この前も、秋葉原に行列ができる二郎インスパイア系のラーメン屋があって、その横に人材紹介会社があるんですけど、スーツを着た女性が、人材紹介会社の列だと思ってラーメン屋の列に並んじゃってる、という話をしてて。人材紹介会社にそんな列できるわけないのに。すごくウケますよね。単純にハッピーじゃないですか? そういう話を聞くの

僕たちは情報を食わされている。行きつけは、自ら足を運んで探さなければ見つからない

プロ飲み師として言いたいことは、そのお店の周年パーティーに「来てください」と呼ばれて行くんじゃなくて、「あっ、今週は周年パーティーね」と “行って当然” という感じで行けるくらいの行きつけが見つかると、人生楽しくなるよね、ということです。

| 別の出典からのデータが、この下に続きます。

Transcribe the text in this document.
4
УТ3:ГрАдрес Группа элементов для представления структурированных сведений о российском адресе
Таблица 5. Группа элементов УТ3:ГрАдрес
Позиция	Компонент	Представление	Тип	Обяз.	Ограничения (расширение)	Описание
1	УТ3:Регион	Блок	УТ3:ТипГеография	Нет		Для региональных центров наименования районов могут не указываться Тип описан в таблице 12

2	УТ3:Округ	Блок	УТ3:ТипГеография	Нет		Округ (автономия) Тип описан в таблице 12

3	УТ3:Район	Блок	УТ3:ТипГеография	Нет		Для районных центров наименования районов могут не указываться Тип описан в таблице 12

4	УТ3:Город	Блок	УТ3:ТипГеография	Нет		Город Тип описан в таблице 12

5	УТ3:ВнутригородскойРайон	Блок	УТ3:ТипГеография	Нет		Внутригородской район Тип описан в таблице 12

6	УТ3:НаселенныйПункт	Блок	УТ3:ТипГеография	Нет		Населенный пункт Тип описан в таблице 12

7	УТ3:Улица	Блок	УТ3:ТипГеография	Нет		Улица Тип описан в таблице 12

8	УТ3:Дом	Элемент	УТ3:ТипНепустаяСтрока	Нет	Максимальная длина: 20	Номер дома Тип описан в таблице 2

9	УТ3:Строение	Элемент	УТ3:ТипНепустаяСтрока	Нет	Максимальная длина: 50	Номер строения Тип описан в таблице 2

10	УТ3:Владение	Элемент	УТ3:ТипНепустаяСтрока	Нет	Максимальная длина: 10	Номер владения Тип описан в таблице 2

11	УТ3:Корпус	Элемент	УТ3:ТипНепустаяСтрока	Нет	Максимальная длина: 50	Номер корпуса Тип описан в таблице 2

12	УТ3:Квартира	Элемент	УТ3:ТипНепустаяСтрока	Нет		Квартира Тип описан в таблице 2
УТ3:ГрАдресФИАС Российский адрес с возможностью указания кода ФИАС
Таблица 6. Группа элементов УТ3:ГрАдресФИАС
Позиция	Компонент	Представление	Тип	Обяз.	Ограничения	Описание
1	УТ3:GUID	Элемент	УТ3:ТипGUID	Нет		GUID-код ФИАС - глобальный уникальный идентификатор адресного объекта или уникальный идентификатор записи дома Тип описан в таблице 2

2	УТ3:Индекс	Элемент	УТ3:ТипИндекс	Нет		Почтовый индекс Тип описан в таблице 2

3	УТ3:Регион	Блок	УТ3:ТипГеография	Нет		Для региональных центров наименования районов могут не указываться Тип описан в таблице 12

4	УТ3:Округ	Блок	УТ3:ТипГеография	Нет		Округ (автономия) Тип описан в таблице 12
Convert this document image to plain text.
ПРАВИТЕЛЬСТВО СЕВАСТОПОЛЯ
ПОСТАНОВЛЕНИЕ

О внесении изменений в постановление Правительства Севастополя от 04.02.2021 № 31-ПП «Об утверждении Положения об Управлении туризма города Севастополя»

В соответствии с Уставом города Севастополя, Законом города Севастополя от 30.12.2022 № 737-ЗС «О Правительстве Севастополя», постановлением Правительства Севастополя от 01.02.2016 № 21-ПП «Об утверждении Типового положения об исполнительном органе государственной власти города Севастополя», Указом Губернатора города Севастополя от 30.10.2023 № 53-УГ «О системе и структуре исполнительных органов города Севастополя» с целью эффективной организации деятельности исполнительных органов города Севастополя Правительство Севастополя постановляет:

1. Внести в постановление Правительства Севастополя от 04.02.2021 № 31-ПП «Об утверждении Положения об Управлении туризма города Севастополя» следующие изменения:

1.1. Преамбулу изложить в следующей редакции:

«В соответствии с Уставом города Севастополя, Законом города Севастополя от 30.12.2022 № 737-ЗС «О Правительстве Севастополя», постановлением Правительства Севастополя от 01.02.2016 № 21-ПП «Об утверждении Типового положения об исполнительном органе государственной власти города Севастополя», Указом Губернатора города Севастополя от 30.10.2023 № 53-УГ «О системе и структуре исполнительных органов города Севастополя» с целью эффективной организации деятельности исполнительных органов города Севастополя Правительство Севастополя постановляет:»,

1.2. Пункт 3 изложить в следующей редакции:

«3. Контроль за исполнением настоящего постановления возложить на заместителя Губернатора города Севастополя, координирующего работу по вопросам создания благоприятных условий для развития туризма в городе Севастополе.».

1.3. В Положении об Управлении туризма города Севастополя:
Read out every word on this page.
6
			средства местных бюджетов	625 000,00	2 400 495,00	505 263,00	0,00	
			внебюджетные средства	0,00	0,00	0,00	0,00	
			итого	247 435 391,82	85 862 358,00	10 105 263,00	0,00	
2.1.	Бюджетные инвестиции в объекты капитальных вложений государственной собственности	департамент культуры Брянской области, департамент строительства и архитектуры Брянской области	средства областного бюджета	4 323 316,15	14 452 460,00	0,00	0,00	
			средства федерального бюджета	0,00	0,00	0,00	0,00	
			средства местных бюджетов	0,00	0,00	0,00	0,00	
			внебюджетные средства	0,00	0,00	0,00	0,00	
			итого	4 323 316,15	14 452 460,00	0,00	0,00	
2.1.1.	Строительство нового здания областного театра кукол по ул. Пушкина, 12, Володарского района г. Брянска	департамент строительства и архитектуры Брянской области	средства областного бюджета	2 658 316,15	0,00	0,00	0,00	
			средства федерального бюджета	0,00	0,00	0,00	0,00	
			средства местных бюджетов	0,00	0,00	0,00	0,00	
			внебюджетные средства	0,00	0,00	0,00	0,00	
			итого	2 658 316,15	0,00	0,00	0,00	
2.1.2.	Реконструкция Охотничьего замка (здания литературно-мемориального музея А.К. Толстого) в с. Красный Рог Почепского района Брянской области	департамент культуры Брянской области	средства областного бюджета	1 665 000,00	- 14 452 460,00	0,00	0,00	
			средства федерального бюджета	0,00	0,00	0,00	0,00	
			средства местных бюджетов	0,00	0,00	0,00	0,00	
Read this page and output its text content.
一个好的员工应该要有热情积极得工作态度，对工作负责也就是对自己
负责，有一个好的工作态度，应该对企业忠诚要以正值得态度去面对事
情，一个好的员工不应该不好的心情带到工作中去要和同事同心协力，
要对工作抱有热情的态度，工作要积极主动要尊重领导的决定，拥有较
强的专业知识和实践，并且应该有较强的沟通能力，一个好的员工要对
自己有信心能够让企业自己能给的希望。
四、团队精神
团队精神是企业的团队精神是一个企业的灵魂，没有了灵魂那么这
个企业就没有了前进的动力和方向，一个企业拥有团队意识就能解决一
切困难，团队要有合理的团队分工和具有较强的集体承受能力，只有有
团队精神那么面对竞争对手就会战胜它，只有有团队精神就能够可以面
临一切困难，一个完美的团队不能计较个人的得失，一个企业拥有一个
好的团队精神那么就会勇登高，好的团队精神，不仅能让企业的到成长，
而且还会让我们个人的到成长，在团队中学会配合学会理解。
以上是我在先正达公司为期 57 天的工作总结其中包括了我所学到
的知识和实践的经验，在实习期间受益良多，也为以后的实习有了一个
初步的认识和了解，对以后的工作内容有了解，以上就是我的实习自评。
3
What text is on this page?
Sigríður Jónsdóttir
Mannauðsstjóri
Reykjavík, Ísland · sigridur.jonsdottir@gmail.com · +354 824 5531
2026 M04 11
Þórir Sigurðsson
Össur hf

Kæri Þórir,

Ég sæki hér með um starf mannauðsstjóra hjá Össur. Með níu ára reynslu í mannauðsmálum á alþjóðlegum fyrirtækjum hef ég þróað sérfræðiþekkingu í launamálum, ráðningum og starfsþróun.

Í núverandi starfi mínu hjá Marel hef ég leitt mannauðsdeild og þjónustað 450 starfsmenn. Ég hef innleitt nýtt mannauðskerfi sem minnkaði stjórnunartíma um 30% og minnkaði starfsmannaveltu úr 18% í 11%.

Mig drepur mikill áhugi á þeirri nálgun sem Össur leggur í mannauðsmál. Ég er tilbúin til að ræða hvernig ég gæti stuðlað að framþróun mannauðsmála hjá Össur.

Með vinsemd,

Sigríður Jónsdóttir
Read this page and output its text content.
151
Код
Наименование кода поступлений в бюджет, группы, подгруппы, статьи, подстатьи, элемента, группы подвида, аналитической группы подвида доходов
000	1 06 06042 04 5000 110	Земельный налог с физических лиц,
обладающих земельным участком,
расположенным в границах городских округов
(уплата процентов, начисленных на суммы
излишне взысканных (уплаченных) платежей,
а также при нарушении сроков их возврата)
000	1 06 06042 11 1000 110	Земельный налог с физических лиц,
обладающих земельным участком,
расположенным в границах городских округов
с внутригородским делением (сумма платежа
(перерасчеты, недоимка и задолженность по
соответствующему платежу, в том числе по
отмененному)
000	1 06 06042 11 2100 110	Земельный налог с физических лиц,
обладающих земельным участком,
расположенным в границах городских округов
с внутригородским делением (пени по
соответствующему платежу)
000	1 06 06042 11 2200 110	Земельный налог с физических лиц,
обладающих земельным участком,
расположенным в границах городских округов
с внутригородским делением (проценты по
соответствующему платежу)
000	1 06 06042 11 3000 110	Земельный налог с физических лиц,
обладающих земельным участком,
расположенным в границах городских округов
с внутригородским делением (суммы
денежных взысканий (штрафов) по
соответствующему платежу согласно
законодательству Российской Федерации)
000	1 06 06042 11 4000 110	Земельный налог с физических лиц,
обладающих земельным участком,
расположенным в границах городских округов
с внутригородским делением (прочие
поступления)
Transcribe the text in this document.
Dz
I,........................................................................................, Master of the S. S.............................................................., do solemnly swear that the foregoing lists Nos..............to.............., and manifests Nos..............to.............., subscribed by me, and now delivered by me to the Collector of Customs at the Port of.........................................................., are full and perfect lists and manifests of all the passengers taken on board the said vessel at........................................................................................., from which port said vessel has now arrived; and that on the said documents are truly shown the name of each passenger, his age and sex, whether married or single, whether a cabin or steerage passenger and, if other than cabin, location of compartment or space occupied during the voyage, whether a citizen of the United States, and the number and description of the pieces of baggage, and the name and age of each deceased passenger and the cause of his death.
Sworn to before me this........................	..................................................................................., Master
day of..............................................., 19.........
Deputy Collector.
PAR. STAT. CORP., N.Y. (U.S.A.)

じゃあ、そういう行きつけをどうやって見つけるかと言うと、まずはひとりで行くこと。そしていいなと思う店を見つけたら、3日連続で通う。2日連続ではダメ。3日連続いったら、常連になれますよ。だって3日連続で通うとか余程好きじゃないですか、その店のことを。そうすればお店の人も興味を持ってくれますよね。

あと重要なのは、家の近くかどうか。どんな時間であろうと、行きたいときに行けるかどうかって大事で。しかも夜遅い時間に行くほうが面白いに決まってるじゃないですか。みんな酔ってるんですから。テンションも上がってて。

そして一番重要な事は家族の理解です。うちの場合は「BACAFE行ってくるわ」で妻にも子どもにも通じるんです。妻には、認識というより公認されてる店ということも重要です。だから、年に数回くらいは家族を連れてくるようにしています。ただ飲みに行ってる訳ではなく、地元活性化の活動に参加しているような雰囲気や、自分たちの生活には『BACAFE』が必要なんだという空気をつくることが重用だと思っています。

昨日も「BAさんに呼ばれてるからさ、ちょっと行ってくる」みたいなこと妻に言って飲みにいったんですけど、冷静に考えたら深夜2時に “呼ばれてる” ってなんだよ、という話ですよね(笑)。

「今日来てください」なんて言われたことありませんからね。でも、行っちゃんです。誰に頼まれるわけでもなく、行っちゃうんですよね。

それくらい『BACAFE』は自分の中で重要な存在で、『BACAFE』がなかったら、いまの自分はないだろうなと思います。心の中では戦略的業務提携しています。良いコミュニケーション、本当のコミュニケーションができる場所、それが『BACAFE』です。

そんな行きつけの店があると、人生ハッピーじゃないですか。でも、そういう店って、自分で探さないと見つからないんです。

レビューサイトで星3.6だから、とかそういうことじゃないんですよ。本当にそうなのか、と常に疑わないと。僕たちは情報を食わされているんですよね。でもお店を選ぶときは、情報ではなく、自分で足を運んで確かめることが重要で

そして、飲み屋の良さって値段に比例しませんし、人によっていいお店は違いますから、あなたはあなたに合ったお店を選んでください、ということ。自分と相性の良い人たちが集まってたら、楽しいじゃないですか。酒場はコミュニティだから、一緒にいて気持ちいい人がいる酒場は幸せですよね。